Members of Congress, the President, and practicing journalists should all be required to memorize the following excerpt from Chapter 15:
“In studying the effects of any given economic proposal we must trace not merely the immediate results but the results in the long run, not merely the primary consequences
but the secondary consequences, and not merely the effects on some special group but the effects on everyone…It is foolish and misleading to concentrate our attention merely on some special point—to examine, for example, merely what happens in one industry without considering what happens in all. But it is precisely from the persistent and lazy habit of thinking only of some particular industry or process in isolation that the major fallacies of economics stem.” (Emphasis added).
Hazlitt’s point is that the immediate result of a law, regulation or policy created to benefit one group may look good in the short run, but it may also prove to be a total disaster for the rest of us, and for the economy as a whole. And there is always this follow-on result—it is not optional.
One of the best examples of this unseen but powerful tsunami is the recent Op-Ed piece in The Wall Street Journal by T.J. Rodgers, entitled “Targeting the Wealthy Kills Jobs”. Mr. Rodgers shows in great detail how money taxed from him as a business creator and owner results in net fewer jobs—far fewer—despite these taxed funds supposedly being spent on stimulus projects.
We are shown stock video of crews paving streets, or of bridges being built two years earlier. Feels good. Great video. Case closed. But it’s a tragic illusion. What we don’t see are all of the jobs in private industry that don’t exist because the investment funds weren’t there to create them.

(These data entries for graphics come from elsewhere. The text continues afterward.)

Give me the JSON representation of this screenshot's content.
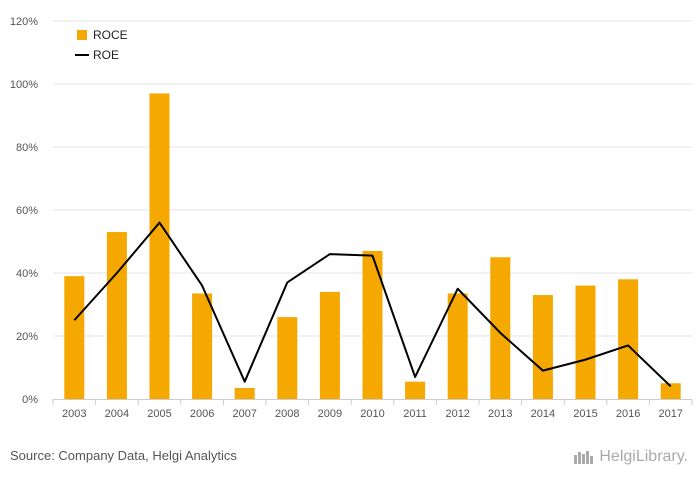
{
  "chart_data": {
    "type": "bar",
    "categories": [
      "2003",
      "2004",
      "2005",
      "2006",
      "2007",
      "2008",
      "2009",
      "2010",
      "2011",
      "2012",
      "2013",
      "2014",
      "2015",
      "2016",
      "2017"
    ],
    "series": [
      {
        "name": "ROCE",
        "type": "bar",
        "color": "#f5a800",
        "values": [
          39,
          53,
          97,
          33.5,
          3.5,
          26,
          34,
          47,
          5.5,
          33.5,
          45,
          33,
          36,
          38,
          5
        ]
      },
      {
        "name": "ROE",
        "type": "line",
        "color": "#000000",
        "values": [
          25,
          40,
          56,
          36,
          5.5,
          37,
          46,
          45.5,
          7,
          35,
          21,
          9,
          12.5,
          17,
          4
        ]
      }
    ],
    "ylim": [
      0,
      120
    ],
    "yticks": [
      "0%",
      "20%",
      "40%",
      "60%",
      "80%",
      "100%",
      "120%"
    ],
    "grid": true,
    "legend_position": "top-left"
  },
  "footer": {
    "source": "Source: Company Data, Helgi Analytics",
    "brand": "HelgiLibrary."
  }
}
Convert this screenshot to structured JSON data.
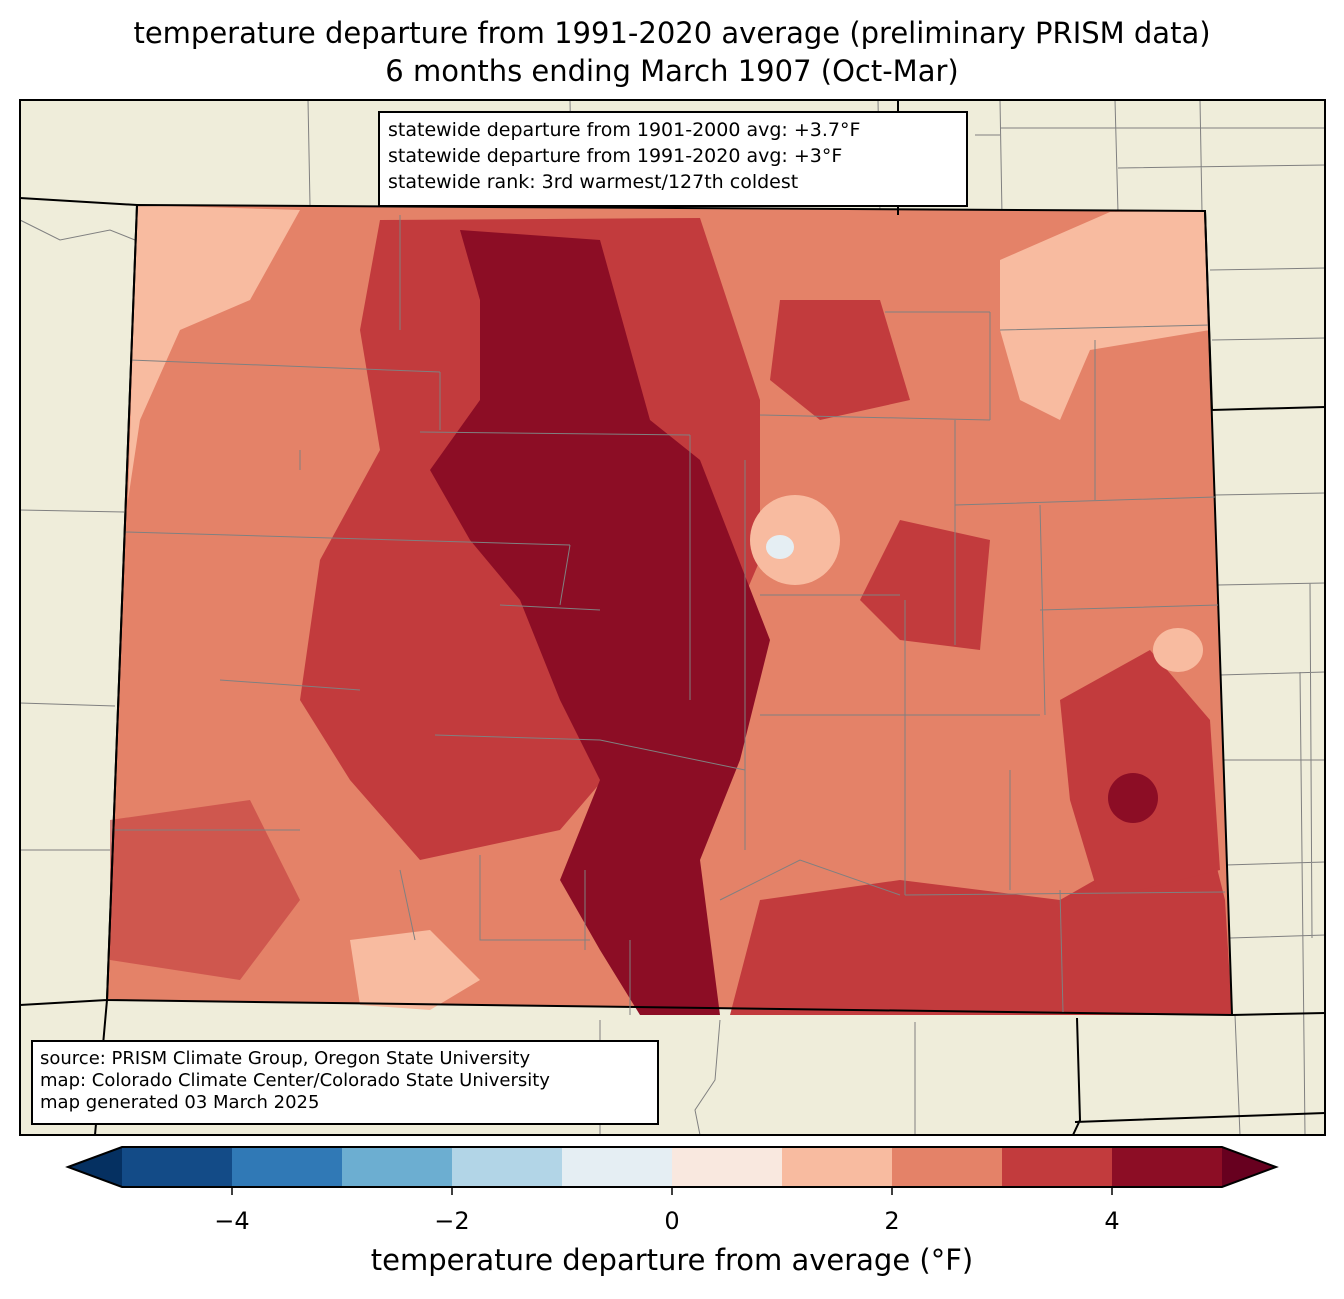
{
  "title": {
    "line1": "temperature departure from 1991-2020 average (preliminary PRISM data)",
    "line2": "6 months ending March 1907 (Oct-Mar)"
  },
  "stats_box": {
    "line1": "statewide departure from 1901-2000 avg: +3.7°F",
    "line2": "statewide departure from 1991-2020 avg: +3°F",
    "line3": "statewide rank: 3rd warmest/127th coldest"
  },
  "source_box": {
    "line1": "source: PRISM Climate Group, Oregon State University",
    "line2": "map: Colorado Climate Center/Colorado State University",
    "line3": "map generated 03 March 2025"
  },
  "colorbar": {
    "label": "temperature departure from average (°F)",
    "levels": [
      -5,
      -4,
      -3,
      -2,
      -1,
      0,
      1,
      2,
      3,
      4,
      5
    ],
    "colors": [
      "#134b87",
      "#3079b6",
      "#6caed1",
      "#b2d5e7",
      "#e5eef3",
      "#f9e8df",
      "#f8bba0",
      "#e48268",
      "#c23b3d",
      "#8c0d25"
    ],
    "under_color": "#053061",
    "over_color": "#67001f",
    "ticks": [
      -4,
      -2,
      0,
      2,
      4
    ],
    "tick_labels": [
      "−4",
      "−2",
      "0",
      "2",
      "4"
    ]
  },
  "map_colors": {
    "land": "#efedda",
    "county_line": "#808080"
  }
}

Hazlitt had that insight sixty years ago. Imagine what he would say today, when an otherwise important news story which lacks appealing video may not even be reported. People want to see everything. But you can’t see jobs that don’t exist, or an education that can’t be paid for.
What are some other current examples of this invisible-is-still-real phenomenon?

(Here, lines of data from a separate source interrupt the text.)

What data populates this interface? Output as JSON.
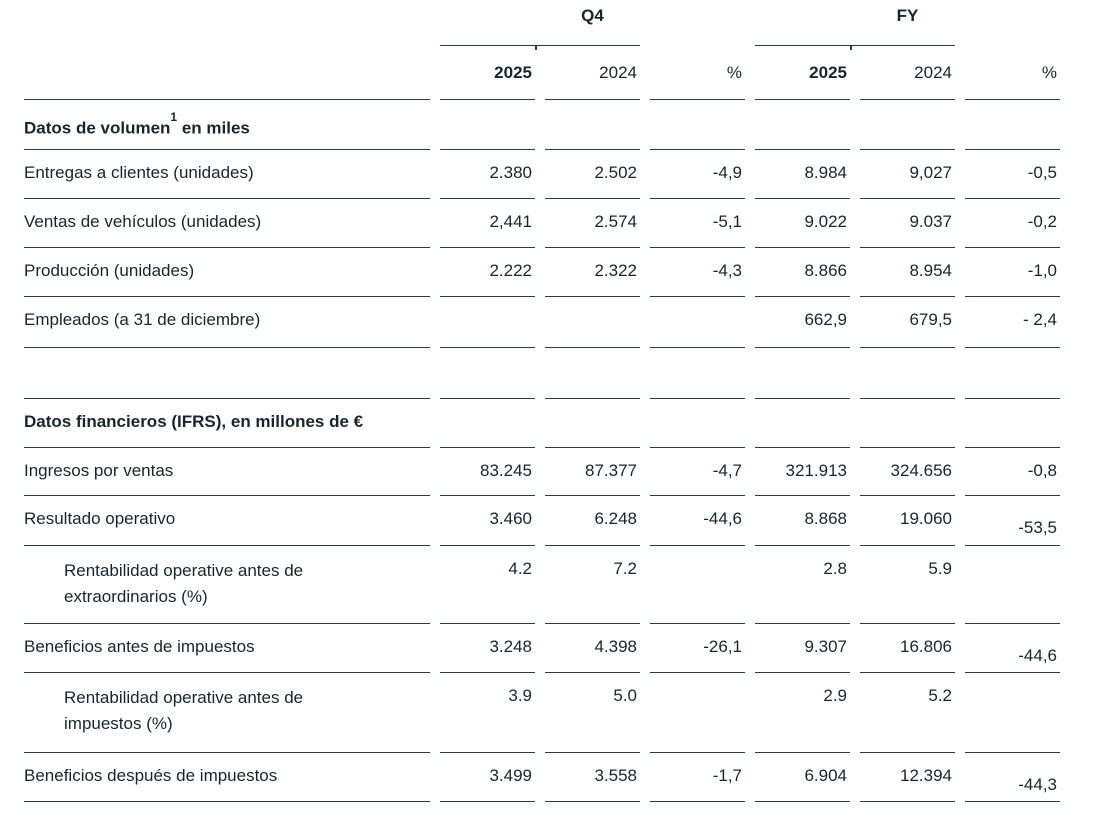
{
  "page": {
    "background": "#ffffff",
    "text_color": "#18252e",
    "line_color": "#2b3a44"
  },
  "header": {
    "group_q4": "Q4",
    "group_fy": "FY",
    "years": [
      "2025",
      "2024",
      "%",
      "2025",
      "2024",
      "%"
    ]
  },
  "section_volume": {
    "title_pre": "Datos de volumen",
    "title_sup": "1",
    "title_post": " en miles"
  },
  "section_financial": {
    "title": "Datos financieros (IFRS), en millones de €"
  },
  "rows": [
    {
      "label": "Entregas a clientes (unidades)",
      "values": [
        "2.380",
        "2.502",
        "-4,9",
        "8.984",
        "9,027",
        "-0,5"
      ]
    },
    {
      "label": "Ventas de vehículos (unidades)",
      "values": [
        "2,441",
        "2.574",
        "-5,1",
        "9.022",
        "9.037",
        "-0,2"
      ]
    },
    {
      "label": "Producción (unidades)",
      "values": [
        "2.222",
        "2.322",
        "-4,3",
        "8.866",
        "8.954",
        "-1,0"
      ]
    },
    {
      "label": "Empleados (a 31 de diciembre)",
      "values": [
        "",
        "",
        "",
        "662,9",
        "679,5",
        "- 2,4"
      ]
    },
    {
      "label": "Ingresos por ventas",
      "values": [
        "83.245",
        "87.377",
        "-4,7",
        "321.913",
        "324.656",
        "-0,8"
      ]
    },
    {
      "label": "Resultado operativo",
      "values": [
        "3.460",
        "6.248",
        "-44,6",
        "8.868",
        "19.060",
        "-53,5"
      ]
    },
    {
      "label": "Rentabilidad operative antes de extraordinarios (%)",
      "values": [
        "4.2",
        "7.2",
        "",
        "2.8",
        "5.9",
        ""
      ]
    },
    {
      "label": "Beneficios antes de impuestos",
      "values": [
        "3.248",
        "4.398",
        "-26,1",
        "9.307",
        "16.806",
        "-44,6"
      ]
    },
    {
      "label": "Rentabilidad operative antes de impuestos (%)",
      "values": [
        "3.9",
        "5.0",
        "",
        "2.9",
        "5.2",
        ""
      ]
    },
    {
      "label": "Beneficios después de impuestos",
      "values": [
        "3.499",
        "3.558",
        "-1,7",
        "6.904",
        "12.394",
        "-44,3"
      ]
    }
  ]
}
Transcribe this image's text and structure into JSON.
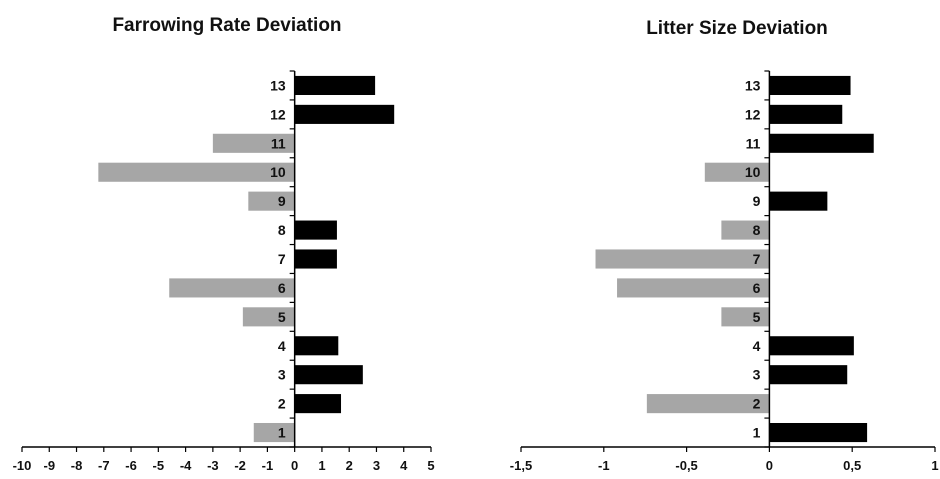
{
  "colors": {
    "positive": "#000000",
    "negative": "#a6a6a6",
    "axis": "#000000"
  },
  "chart_data": [
    {
      "type": "bar",
      "orientation": "horizontal",
      "title": "Farrowing Rate Deviation",
      "categories": [
        "1",
        "2",
        "3",
        "4",
        "5",
        "6",
        "7",
        "8",
        "9",
        "10",
        "11",
        "12",
        "13"
      ],
      "values": [
        -1.5,
        1.7,
        2.5,
        1.6,
        -1.9,
        -4.6,
        1.55,
        1.55,
        -1.7,
        -7.2,
        -3.0,
        3.65,
        2.95
      ],
      "xlim": [
        -10,
        5
      ],
      "xticks": [
        -10,
        -9,
        -8,
        -7,
        -6,
        -5,
        -4,
        -3,
        -2,
        -1,
        0,
        1,
        2,
        3,
        4,
        5
      ],
      "xtick_labels": [
        "-10",
        "-9",
        "-8",
        "-7",
        "-6",
        "-5",
        "-4",
        "-3",
        "-2",
        "-1",
        "0",
        "1",
        "2",
        "3",
        "4",
        "5"
      ],
      "xlabel": "",
      "ylabel": "",
      "grid": false,
      "legend": "none"
    },
    {
      "type": "bar",
      "orientation": "horizontal",
      "title": "Litter Size Deviation",
      "categories": [
        "1",
        "2",
        "3",
        "4",
        "5",
        "6",
        "7",
        "8",
        "9",
        "10",
        "11",
        "12",
        "13"
      ],
      "values": [
        0.59,
        -0.74,
        0.47,
        0.51,
        -0.29,
        -0.92,
        -1.05,
        -0.29,
        0.35,
        -0.39,
        0.63,
        0.44,
        0.49
      ],
      "xlim": [
        -1.5,
        1
      ],
      "xticks": [
        -1.5,
        -1,
        -0.5,
        0,
        0.5,
        1
      ],
      "xtick_labels": [
        "-1,5",
        "-1",
        "-0,5",
        "0",
        "0,5",
        "1"
      ],
      "xlabel": "",
      "ylabel": "",
      "grid": false,
      "legend": "none"
    }
  ]
}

We can see the jobs that were “saved” in Detroit (traditional bankruptcy court would have also saved them), but what we don’t see are all of the bondholders who cannot afford to pay for their children’s education, or to retire. Or the jobs that would otherwise have been added to the booming auto industry in the South.

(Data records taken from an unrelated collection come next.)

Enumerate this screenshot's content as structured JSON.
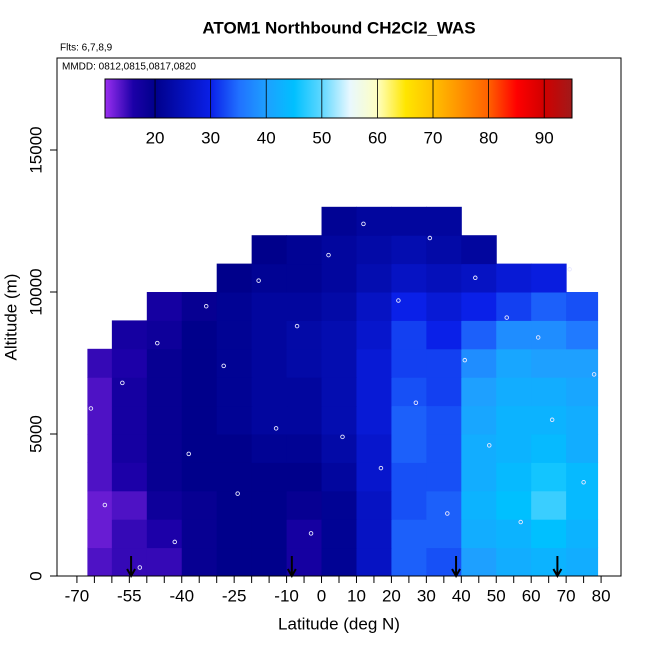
{
  "chart_data": {
    "type": "heatmap",
    "title": "ATOM1 Northbound CH2Cl2_WAS",
    "annotations": [
      "Flts: 6,7,8,9",
      "MMDD: 0812,0815,0817,0820"
    ],
    "xlabel": "Latitude (deg N)",
    "ylabel": "Altitude (m)",
    "xlim": [
      -75.7,
      85.7
    ],
    "ylim": [
      0,
      18240
    ],
    "xticks": [
      -70,
      -55,
      -40,
      -25,
      -10,
      0,
      10,
      20,
      30,
      40,
      50,
      60,
      70,
      80
    ],
    "xminorticks": [
      -65,
      -60,
      -50,
      -45,
      -35,
      -30,
      -20,
      -15,
      -5,
      5,
      15,
      25,
      35,
      45,
      55,
      65,
      75
    ],
    "yticks": [
      0,
      5000,
      10000,
      15000
    ],
    "x_edges": [
      -67,
      -60,
      -50,
      -40,
      -30,
      -20,
      -10,
      0,
      10,
      20,
      30,
      40,
      50,
      60,
      70,
      79
    ],
    "y_edges": [
      0,
      1000,
      2000,
      3000,
      4000,
      5000,
      6000,
      7000,
      8000,
      9000,
      10000,
      11000,
      12000,
      13000
    ],
    "values": [
      [
        14,
        15,
        15,
        19,
        20,
        20,
        17,
        21,
        26,
        34,
        33,
        40,
        42,
        43,
        42
      ],
      [
        13,
        15,
        16,
        19,
        20,
        20,
        17,
        21,
        26,
        34,
        34,
        42,
        43,
        45,
        43
      ],
      [
        13,
        14,
        18,
        19,
        20,
        20,
        19,
        21,
        26,
        33,
        34,
        43,
        45,
        48,
        44
      ],
      [
        14,
        16,
        19,
        20,
        20,
        20,
        20,
        22,
        27,
        33,
        33,
        42,
        44,
        46,
        44
      ],
      [
        14,
        17,
        19,
        20,
        20,
        21,
        21,
        23,
        27,
        34,
        33,
        42,
        43,
        44,
        42
      ],
      [
        14,
        17,
        19,
        20,
        21,
        22,
        22,
        24,
        28,
        34,
        33,
        41,
        43,
        43,
        42
      ],
      [
        14,
        17,
        19,
        20,
        21,
        22,
        22,
        24,
        28,
        33,
        32,
        40,
        42,
        42,
        41
      ],
      [
        15,
        16,
        19,
        20,
        21,
        22,
        23,
        24,
        28,
        32,
        32,
        38,
        41,
        40,
        40
      ],
      [
        null,
        17,
        18,
        20,
        21,
        22,
        23,
        24,
        27,
        32,
        30,
        34,
        38,
        38,
        36
      ],
      [
        null,
        null,
        17,
        19,
        21,
        22,
        22,
        23,
        26,
        30,
        28,
        30,
        32,
        34,
        33
      ],
      [
        null,
        null,
        null,
        null,
        20,
        21,
        21,
        22,
        24,
        26,
        25,
        26,
        28,
        29,
        null
      ],
      [
        null,
        null,
        null,
        null,
        null,
        20,
        21,
        22,
        23,
        24,
        23,
        22,
        null,
        null,
        null
      ],
      [
        null,
        null,
        null,
        null,
        null,
        null,
        null,
        21,
        22,
        22,
        22,
        null,
        null,
        null,
        null
      ]
    ],
    "clim": [
      11,
      95
    ],
    "cticks": [
      20,
      30,
      40,
      50,
      60,
      70,
      80,
      90
    ],
    "colorscale": [
      [
        11,
        "#9a2ef0"
      ],
      [
        16,
        "#1c00a8"
      ],
      [
        20,
        "#00008b"
      ],
      [
        30,
        "#0a20e8"
      ],
      [
        35,
        "#2070ff"
      ],
      [
        40,
        "#1ea0ff"
      ],
      [
        45,
        "#00c0ff"
      ],
      [
        50,
        "#60d8ff"
      ],
      [
        55,
        "#e8f8ff"
      ],
      [
        60,
        "#ffffc0"
      ],
      [
        65,
        "#ffe600"
      ],
      [
        70,
        "#ffc000"
      ],
      [
        75,
        "#ff9000"
      ],
      [
        80,
        "#ff6000"
      ],
      [
        85,
        "#ff0000"
      ],
      [
        90,
        "#d00000"
      ],
      [
        95,
        "#a01a1a"
      ]
    ],
    "samples": {
      "x": [
        -66,
        -62,
        -57,
        -52,
        -47,
        -42,
        -38,
        -33,
        -28,
        -24,
        -18,
        -13,
        -7,
        -3,
        2,
        6,
        12,
        17,
        22,
        27,
        31,
        36,
        41,
        44,
        48,
        53,
        57,
        62,
        66,
        71,
        75,
        78
      ],
      "y": [
        5900,
        2500,
        6800,
        300,
        8200,
        1200,
        4300,
        9500,
        7400,
        2900,
        10400,
        5200,
        8800,
        1500,
        11300,
        4900,
        12400,
        3800,
        9700,
        6100,
        11900,
        2200,
        7600,
        10500,
        4600,
        9100,
        1900,
        8400,
        5500,
        10800,
        3300,
        7100
      ]
    },
    "arrows_x": [
      -54.5,
      -8.5,
      38.5,
      67.5
    ]
  }
}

We can see the artificially contrived low interest rates designed to stimulate the economy, which pump up equity values on Wall Street, and other commodities. By the way, when did the daily fluctuations of Wall Street become like a financial Weather Channel, with everyone’s wellbeing tied to the latest reading? Does the hardware store owner on main street care directly about Wall Street, when the jobs in her home town are drying up? Anyway, what we don’t see are the misallocations of resources because interest rates are no longer pricing real risk. And we don’t see all of the savers—generally older and conservative people—whose income is being stolen and transferred to borrowers and to Wall Street fund managers.
Finally, the national debt. We can see all of the services and the stuff that the government is spending money on. More and more and more. What we don’t see, yet, is what it’s going to be like to pay in the future for all that waste today. As I estimated in a post a year ago, when interest rates return to their historic norm of 5%, a tax paying family of five will have to pay about $17,000 per year, or $1,400 per family per month in federal taxes, just to fund the interest. We won’t see the homes, automobiles, clothes and education which those families could have purchased with that $1,400, because they will not be able to do so.
Someone can make a video of the negative consequences that hit later, but almost no one will connect the dots back to the causes. As examples we will see students struggling with extra debt because their savings for education, or their parents’ savings, were wiped out. We will see the lines of extra former-workers dependent on Food Stamps, in part to subsidize farmers. And we’ll see interviews with people who have given up on ever finding the invisible jobs that don’t exist because the investment funds were taxed away and squandered.
The bottom line is that quick, highly visible “fixes” to help one group are usually a recipe for economic disaster, because the rest of us will be hit by the invisible but real disruptive consequences.